Comment by etaioinshrdlu
Comment by etaioinshrdlu 8 days ago
As someone without narcolepsy, the description of cataplexy sounds a lot like sleep paralysis (which happened to me a couple times in my life), and so do the waking dreams.
Comment by etaioinshrdlu 8 days ago
As someone without narcolepsy, the description of cataplexy sounds a lot like sleep paralysis (which happened to me a couple times in my life), and so do the waking dreams.
Author here -- I wouldn't describe it as being completely numb in a way fully equivalent to, say, anaesthesia (or having your limbs fall asleep), but it's very qualitatively different from cataplexy, for sure. It's hard to describe exactly, but it's a much more "total" experience than cataplexy is.
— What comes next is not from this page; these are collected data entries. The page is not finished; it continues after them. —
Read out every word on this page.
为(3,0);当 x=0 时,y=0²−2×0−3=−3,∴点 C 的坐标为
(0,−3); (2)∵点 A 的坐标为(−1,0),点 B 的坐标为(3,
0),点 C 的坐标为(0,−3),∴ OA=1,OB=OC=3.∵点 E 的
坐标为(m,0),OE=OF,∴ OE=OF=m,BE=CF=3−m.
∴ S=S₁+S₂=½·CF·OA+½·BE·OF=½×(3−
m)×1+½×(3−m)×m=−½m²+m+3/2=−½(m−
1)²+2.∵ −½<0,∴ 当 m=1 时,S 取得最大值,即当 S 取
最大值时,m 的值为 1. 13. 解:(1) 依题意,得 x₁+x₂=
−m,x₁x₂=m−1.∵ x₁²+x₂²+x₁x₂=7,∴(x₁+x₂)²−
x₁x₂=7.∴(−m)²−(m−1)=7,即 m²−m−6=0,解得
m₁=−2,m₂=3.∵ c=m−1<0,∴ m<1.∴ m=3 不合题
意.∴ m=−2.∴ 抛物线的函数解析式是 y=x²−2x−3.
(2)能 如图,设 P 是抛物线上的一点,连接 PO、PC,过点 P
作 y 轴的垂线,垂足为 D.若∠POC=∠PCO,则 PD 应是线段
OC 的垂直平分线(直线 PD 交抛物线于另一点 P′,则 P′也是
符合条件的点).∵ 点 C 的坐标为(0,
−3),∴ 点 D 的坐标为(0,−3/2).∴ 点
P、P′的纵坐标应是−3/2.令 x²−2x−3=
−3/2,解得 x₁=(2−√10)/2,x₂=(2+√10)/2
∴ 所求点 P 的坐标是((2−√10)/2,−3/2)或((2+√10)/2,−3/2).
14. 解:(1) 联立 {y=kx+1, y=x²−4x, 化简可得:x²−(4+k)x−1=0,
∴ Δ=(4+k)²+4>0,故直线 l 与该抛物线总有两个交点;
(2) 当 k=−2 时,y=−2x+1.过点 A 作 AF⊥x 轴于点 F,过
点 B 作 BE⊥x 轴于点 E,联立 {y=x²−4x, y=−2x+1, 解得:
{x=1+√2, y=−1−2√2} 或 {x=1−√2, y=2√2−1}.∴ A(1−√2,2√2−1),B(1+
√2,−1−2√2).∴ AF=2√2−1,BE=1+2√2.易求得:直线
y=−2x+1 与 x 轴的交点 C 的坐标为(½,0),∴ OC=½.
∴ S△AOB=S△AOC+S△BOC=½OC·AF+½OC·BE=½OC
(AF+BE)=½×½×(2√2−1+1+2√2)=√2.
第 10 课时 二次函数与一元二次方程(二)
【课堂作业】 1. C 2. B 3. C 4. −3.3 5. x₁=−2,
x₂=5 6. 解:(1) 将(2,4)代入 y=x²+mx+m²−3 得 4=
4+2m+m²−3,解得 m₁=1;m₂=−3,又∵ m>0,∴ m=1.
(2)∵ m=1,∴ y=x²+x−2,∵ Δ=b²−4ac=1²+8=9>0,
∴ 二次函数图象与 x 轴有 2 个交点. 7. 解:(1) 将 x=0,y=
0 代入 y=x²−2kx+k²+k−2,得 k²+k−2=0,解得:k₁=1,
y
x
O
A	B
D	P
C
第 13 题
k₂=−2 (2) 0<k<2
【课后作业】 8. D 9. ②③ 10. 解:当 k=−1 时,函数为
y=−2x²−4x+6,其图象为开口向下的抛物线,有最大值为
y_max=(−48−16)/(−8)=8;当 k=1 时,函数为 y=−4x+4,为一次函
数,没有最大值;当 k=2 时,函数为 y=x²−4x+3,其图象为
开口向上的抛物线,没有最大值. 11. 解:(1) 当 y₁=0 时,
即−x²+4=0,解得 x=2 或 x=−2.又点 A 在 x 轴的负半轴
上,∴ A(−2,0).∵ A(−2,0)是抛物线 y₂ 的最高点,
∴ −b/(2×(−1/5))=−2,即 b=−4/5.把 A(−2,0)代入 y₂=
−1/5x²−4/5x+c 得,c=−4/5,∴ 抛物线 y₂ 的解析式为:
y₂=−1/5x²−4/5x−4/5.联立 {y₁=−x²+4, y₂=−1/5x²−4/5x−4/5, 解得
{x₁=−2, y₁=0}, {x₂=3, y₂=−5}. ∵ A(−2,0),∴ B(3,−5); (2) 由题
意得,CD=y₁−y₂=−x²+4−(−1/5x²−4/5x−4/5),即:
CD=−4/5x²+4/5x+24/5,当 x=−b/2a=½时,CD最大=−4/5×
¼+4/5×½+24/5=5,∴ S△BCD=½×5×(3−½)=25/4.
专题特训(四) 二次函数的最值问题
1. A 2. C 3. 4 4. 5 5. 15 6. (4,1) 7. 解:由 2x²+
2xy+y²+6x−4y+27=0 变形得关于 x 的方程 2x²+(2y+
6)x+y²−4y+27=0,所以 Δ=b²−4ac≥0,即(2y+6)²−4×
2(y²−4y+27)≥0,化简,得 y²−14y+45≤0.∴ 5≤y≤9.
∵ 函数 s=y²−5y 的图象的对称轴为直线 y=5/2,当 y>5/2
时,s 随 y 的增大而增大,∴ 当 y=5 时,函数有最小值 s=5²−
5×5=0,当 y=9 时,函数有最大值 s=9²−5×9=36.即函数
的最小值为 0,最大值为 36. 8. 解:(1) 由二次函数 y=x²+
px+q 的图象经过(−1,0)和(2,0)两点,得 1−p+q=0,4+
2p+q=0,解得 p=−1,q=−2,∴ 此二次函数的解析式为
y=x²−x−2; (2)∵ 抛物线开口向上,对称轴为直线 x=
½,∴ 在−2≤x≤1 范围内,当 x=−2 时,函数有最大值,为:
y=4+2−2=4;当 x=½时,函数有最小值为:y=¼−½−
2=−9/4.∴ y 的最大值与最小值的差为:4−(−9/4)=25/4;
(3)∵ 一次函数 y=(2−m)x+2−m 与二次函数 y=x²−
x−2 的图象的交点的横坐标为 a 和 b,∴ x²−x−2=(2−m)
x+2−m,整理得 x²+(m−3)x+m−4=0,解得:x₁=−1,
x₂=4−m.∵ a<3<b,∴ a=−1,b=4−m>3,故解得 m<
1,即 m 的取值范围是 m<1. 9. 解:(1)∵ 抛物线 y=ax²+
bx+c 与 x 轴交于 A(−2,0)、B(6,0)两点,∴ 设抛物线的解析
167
I have had multiple (thankfully rare) instances of sleep paralysis in which I am completely unable to move upon waking, with the classic feeling described in the literature of a heavy weight on your chest (presumably sleep paralysis is the experience from whence the Norwegian word "mareritt" -- meaning nightmare -- comes from; you are being "ridden" by an evil creature called a "mare")
The worst experience with Sleep Paralysis I had was paired with hypnogogic hallucinations of wasps flying above me. I was sitting there terrified and utterly helpless to move. None of my usual anti-cataplexy tricks worked at all.
Eventually the sleep paralysis wore off and I stumbled out of the room in my underwear. I cautiously crept back to see if the wasps were still there. Staring at the ceiling, I realized they weren't wasps, they were ... dragonflies? Then the dragonflies disappeared and I realized the whole time it was just a tiny hook in the ceiling, the kind of thing you'd hang a potted plant or decoration from.
This was all before I learned the finger trick for cataplexy, however. It's been over a decade since I had sleep paralysis, but next time it happens I will definitely give it a try.
In my experience cataplexy has been more of a numbed feeling, when you sleep on your arm or like you can't feel the muscle but you can feel the skin (which I guess makes sense since cataplexy -is- the sharp decline or loss of muscle tonus)
Sleep paralysis has been more of a tree trunk experience, where I can feel everything and use my senses, but not move (usually paired with hallucinations).
Their technique for getting out of cataplexy is the same thing I do to get out of sleep paralysis
Oddly the author compares their cataplexy experience to sleep paralysis and says they are not similar because in sleep paralysis "you can't feel" whereas in cataplexy "you can feel all your limbs and it feels like they're all ready to obey you".
I have experienced sleep paralysis several times, and I have always retained the ability to apparently feel my body/limbs as I think most people do. It would seem that the author's experience of sleep paralysis is different from most people's.